SPOKANE, Wash. - The City of Spokane has revealed close to a hundred trees ranging from small to large, were removed by a contractor working near The Creek at Qualchan Golf Course earlier this week.
The tree removal has sparked outrage among neighbors, hikers and city officials.
However, an attorney for Adam Swedberg, the contractor on the project, said his client did nothing wrong and has the permit and permission to remove the trees.
"The contractor does not have any fault in this entire process," said Bob Dunn, Attorney for the contractor.
About a year ago, First Tee of The Inland Northwest contacted Swedberg about removing trees on a six acre site near Qualchan Golf Course. First Tee plans to build a junior golf course for kids.
The property is owned by the City of Spokane. To gain access to the future site of the junior green, the contractor needed to use and improve a road on a nearby Avista easement corridor.
"He got permission from Avista to go on the right away, that they pointed out was the route he needed to take to get into the project," said Bob Dunn.
"He got a permit from the city, he assumed the permit was coordinated by everyone internally in the city to allow him to do what he was doing. They knew he was going to building a road to get the trees out on their project," said Dunn.
Leroy Eadie, Director of Parks and Recreation for the City of Spokane, said they only issued one urban forestery permit to First Tee, which would have allowed the removal of trees on the six acres, where the proposed golf course would go, not along the corridor.
"There are other permits that would be required, grading permits and all those things and permissions from the park board in agreement that hadn't been granted," said Leroy Eadie, Director of Parks and Rec.
"And First Tee had been told very clearly you are to not start any work on your three hole golf course until all those agreements have been approved and all permits are issues and they didn't have those in place or started any of that work," said Eadie.
Bob Dunn said his client has the paper trail and permit to prove he worked within the scope of his contract.
"Once the city realized that maybe they didn't handle this in the best public relations manner they needed somebody to throw under the bus.
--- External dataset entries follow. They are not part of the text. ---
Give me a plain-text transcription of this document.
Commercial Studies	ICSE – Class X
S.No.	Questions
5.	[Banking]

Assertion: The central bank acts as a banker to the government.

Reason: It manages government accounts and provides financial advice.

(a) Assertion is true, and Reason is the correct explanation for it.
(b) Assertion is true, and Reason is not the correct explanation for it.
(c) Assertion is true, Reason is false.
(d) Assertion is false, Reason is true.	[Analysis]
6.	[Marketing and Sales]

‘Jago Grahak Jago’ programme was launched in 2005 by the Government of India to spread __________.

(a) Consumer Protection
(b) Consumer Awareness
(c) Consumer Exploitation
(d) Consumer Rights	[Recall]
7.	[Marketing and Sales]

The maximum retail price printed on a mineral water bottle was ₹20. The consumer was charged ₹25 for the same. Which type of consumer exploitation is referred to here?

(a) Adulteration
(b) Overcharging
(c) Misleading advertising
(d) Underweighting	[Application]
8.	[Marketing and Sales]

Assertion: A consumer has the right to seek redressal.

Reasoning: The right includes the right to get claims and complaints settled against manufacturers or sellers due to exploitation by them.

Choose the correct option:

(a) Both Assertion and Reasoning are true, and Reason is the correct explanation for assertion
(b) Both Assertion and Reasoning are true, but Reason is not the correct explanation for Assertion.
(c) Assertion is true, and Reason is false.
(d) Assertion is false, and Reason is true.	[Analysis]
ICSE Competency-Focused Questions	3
And before you know it you have people from the city saying they are going to get to the bottom of it and whoever was responsible for the trees being taken down were going to pay for it well, all they had to do was look about two offices down in their own shop to figure out it was a city driven project and there was full authority by all the departments necessary to allow this project to go forward," said Dunn.
Eadie said there were no permits to build a road or remove trees along the one mile corridor.
"I think there were a lot of assumptions made by this contractor that he was on an Avista easement and everything was good to go and those were a lot of assumptions he made on his part that were not accurate and he had no permits in hand," said Eadie.